Because this procedure is in effect chaining the local TzStamp Merkle root with the on-chain Merkle trees used by TzStamp, we will refer to the Merkle root published by TzStamp as the "aggregator root".
At publication time, a network-operation group is locally constructed and signed by TzStamp. The aggregator root appears at the parameters.value.bytes field of the transaction-kind operation within the group. The operation is sent to the service's configured node for inclusion. Once confirmed, the JSON serialization of the full block is fetched.
An operation-less proof is instantiated, taking the aggregator root as input. With no modifying proof-operations, its derivation is the aggregator root. We shall call this proof the "high proof".

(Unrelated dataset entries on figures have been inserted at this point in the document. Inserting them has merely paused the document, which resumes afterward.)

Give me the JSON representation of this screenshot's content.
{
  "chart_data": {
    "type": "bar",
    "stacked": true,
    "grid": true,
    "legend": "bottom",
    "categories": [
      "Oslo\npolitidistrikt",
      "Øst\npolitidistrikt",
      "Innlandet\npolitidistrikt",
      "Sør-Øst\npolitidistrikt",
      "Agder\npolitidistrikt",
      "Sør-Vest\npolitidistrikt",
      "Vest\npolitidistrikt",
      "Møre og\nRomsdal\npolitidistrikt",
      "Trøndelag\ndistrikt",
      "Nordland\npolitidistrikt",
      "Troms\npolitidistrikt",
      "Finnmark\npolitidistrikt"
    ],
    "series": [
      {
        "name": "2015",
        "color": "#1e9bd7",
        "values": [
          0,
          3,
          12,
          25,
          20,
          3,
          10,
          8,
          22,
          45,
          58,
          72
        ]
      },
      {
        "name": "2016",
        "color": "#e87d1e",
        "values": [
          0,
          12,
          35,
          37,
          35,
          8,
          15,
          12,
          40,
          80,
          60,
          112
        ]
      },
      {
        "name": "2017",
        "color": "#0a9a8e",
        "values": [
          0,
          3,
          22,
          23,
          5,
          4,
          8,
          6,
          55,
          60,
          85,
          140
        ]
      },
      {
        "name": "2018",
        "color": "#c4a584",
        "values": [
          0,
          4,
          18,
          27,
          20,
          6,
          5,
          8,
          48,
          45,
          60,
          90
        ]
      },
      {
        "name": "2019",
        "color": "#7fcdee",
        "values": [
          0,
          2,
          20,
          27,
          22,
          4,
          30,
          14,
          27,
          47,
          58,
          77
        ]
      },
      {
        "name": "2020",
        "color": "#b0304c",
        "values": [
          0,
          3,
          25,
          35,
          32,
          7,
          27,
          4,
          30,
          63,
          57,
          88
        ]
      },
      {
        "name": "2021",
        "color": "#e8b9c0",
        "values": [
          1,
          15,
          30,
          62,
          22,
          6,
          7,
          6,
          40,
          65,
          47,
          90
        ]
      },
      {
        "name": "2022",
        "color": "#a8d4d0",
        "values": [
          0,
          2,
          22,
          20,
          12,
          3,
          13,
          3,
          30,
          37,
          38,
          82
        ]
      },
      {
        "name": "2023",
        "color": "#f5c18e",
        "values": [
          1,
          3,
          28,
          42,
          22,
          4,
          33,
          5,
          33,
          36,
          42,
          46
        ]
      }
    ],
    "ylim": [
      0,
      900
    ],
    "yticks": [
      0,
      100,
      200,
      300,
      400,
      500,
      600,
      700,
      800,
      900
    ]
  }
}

The Tezos network-operation used to publish the aggregator root is located within the operations lists and extracted. The JSON network-operation is converted into Micheline binary using some custom code. Some fields within the operation group such as its own hash are not part of the binary originally sent to the node for inclusion and are ignored. The operation hash of an network-operation group is the BLAKE2b 32-byte digest of the Micheline binary; so the bytes before and after the aggregator root bytes are embedded in a Join proof-operation, followed by a BLAKE2b proof-operation, which are concatenated to the high proof. The derivation of the high proof is now the network-operation hash.
The current network shell uses a four-pass multivalidation schema. Management network-operation groups, including transaction-kind operations, will always appear in the fourth pass. The hash of each pass is the Tezos-style Merkle root containing each operation group in the pass. Tezos-style trees use the BLAKE2b 32-byte digest hash function and implicitly repeat the last leaf until the tree is perfect. If the pass has no operations, the root is the BLAKE2b 32-byte digest of null input.

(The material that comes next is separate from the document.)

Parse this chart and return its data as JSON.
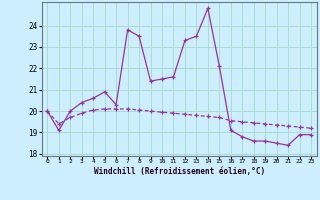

All network-operation hashes are extracted and built into four Tezos-style Merkle trees, one for each pass. The operation hash of the network-operation used to publish the aggregator root is located within the fourth tree and the join-hash walk from leaf to root is added to the proof. The nodes of the other three pass trees are unneeded. The roots of the pass Merkle trees are then used to build another Tezos-style Merkle tree of size 4. The root of this tree is the operations hash present in the block header. The join-hash walk from the fourth leaf to the root is added to the high proof. The derivation of the high proof is now the network-operations hash.
The block header is extracted and converted into Micheline binary, again ignoring fields such as its own hash that were not present in the original binary. The original header contains both the timestamp and the network-operations hash. The block hash is the BLAKE2b 32-byte digest of the Micheline binary of the header; so the bytes before and after the operations hash are embedded in a Join proof-operation, followed by a BLAKE2b proof-operation, which are concatenated to the high proof. The derivation of the high proof is now the block hash.

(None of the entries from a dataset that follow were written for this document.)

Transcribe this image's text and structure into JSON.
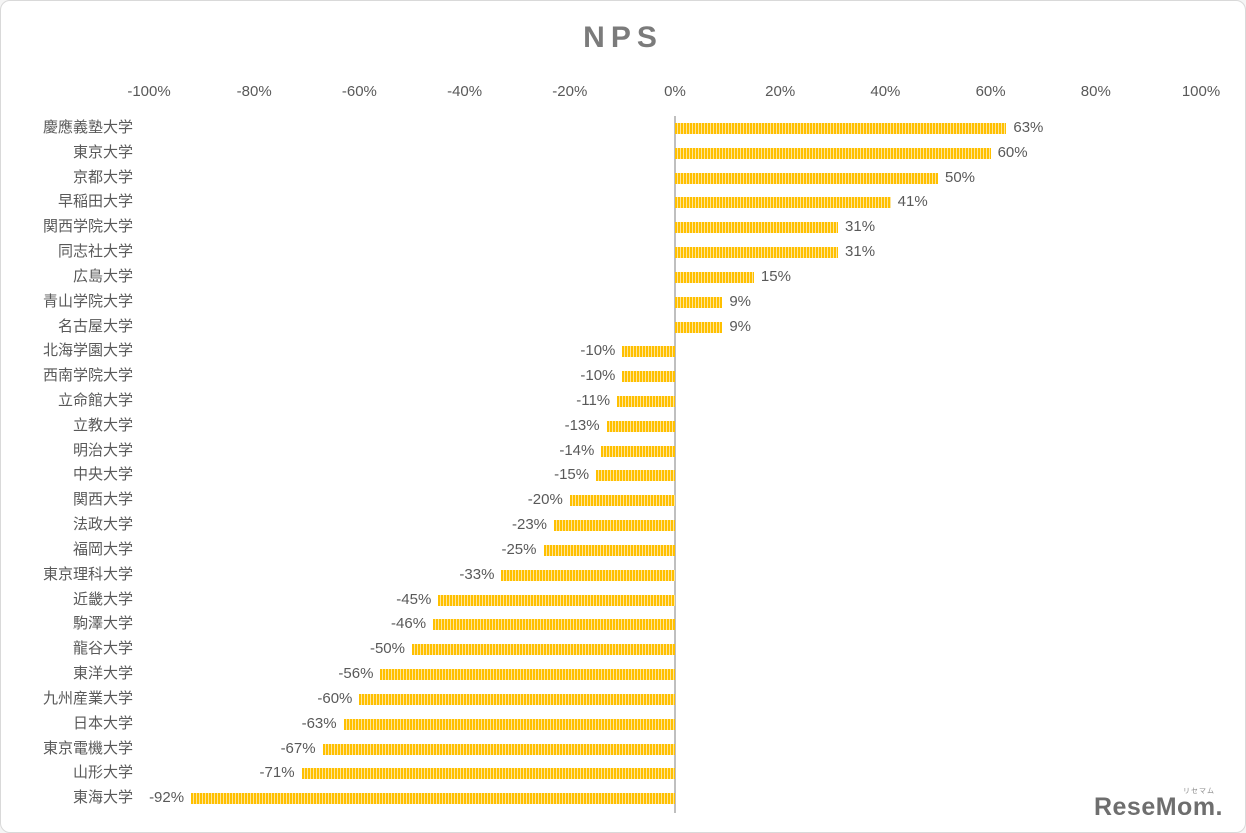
{
  "chart_data": {
    "type": "bar",
    "orientation": "horizontal",
    "title": "NPS",
    "xlabel": "",
    "ylabel": "",
    "xlim": [
      -100,
      100
    ],
    "x_ticks": [
      "-100%",
      "-80%",
      "-60%",
      "-40%",
      "-20%",
      "0%",
      "20%",
      "40%",
      "60%",
      "80%",
      "100%"
    ],
    "grid": false,
    "legend": false,
    "categories": [
      "慶應義塾大学",
      "東京大学",
      "京都大学",
      "早稲田大学",
      "関西学院大学",
      "同志社大学",
      "広島大学",
      "青山学院大学",
      "名古屋大学",
      "北海学園大学",
      "西南学院大学",
      "立命館大学",
      "立教大学",
      "明治大学",
      "中央大学",
      "関西大学",
      "法政大学",
      "福岡大学",
      "東京理科大学",
      "近畿大学",
      "駒澤大学",
      "龍谷大学",
      "東洋大学",
      "九州産業大学",
      "日本大学",
      "東京電機大学",
      "山形大学",
      "東海大学"
    ],
    "values": [
      63,
      60,
      50,
      41,
      31,
      31,
      15,
      9,
      9,
      -10,
      -10,
      -11,
      -13,
      -14,
      -15,
      -20,
      -23,
      -25,
      -33,
      -45,
      -46,
      -50,
      -56,
      -60,
      -63,
      -67,
      -71,
      -92
    ],
    "data_labels": [
      "63%",
      "60%",
      "50%",
      "41%",
      "31%",
      "31%",
      "15%",
      "9%",
      "9%",
      "-10%",
      "-10%",
      "-11%",
      "-13%",
      "-14%",
      "-15%",
      "-20%",
      "-23%",
      "-25%",
      "-33%",
      "-45%",
      "-46%",
      "-50%",
      "-56%",
      "-60%",
      "-63%",
      "-67%",
      "-71%",
      "-92%"
    ],
    "bar_color": "#FFC000",
    "bar_color_light": "#FFE59B",
    "axis_line_color": "#BFBFBF",
    "label_color": "#595959",
    "title_color": "#7B7B7B"
  },
  "watermark": {
    "text": "ReseMom.",
    "small_text": "リセマム"
  }
}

The server tries to verify the high proof. If it cannot, a change must have occoured in the protocol and the server will stop taking input.
A proof for each leaf in the aggregator Merkle tree is constructed, their respective inputs being their own bytes and the derivation being the aggregator root. We shall call these the "low proofs". Each low proof is concatenated with the high proof to create a full proof taking the file hash leaf as input and deriving to the block hash. The server stores these proofs for later retrieval.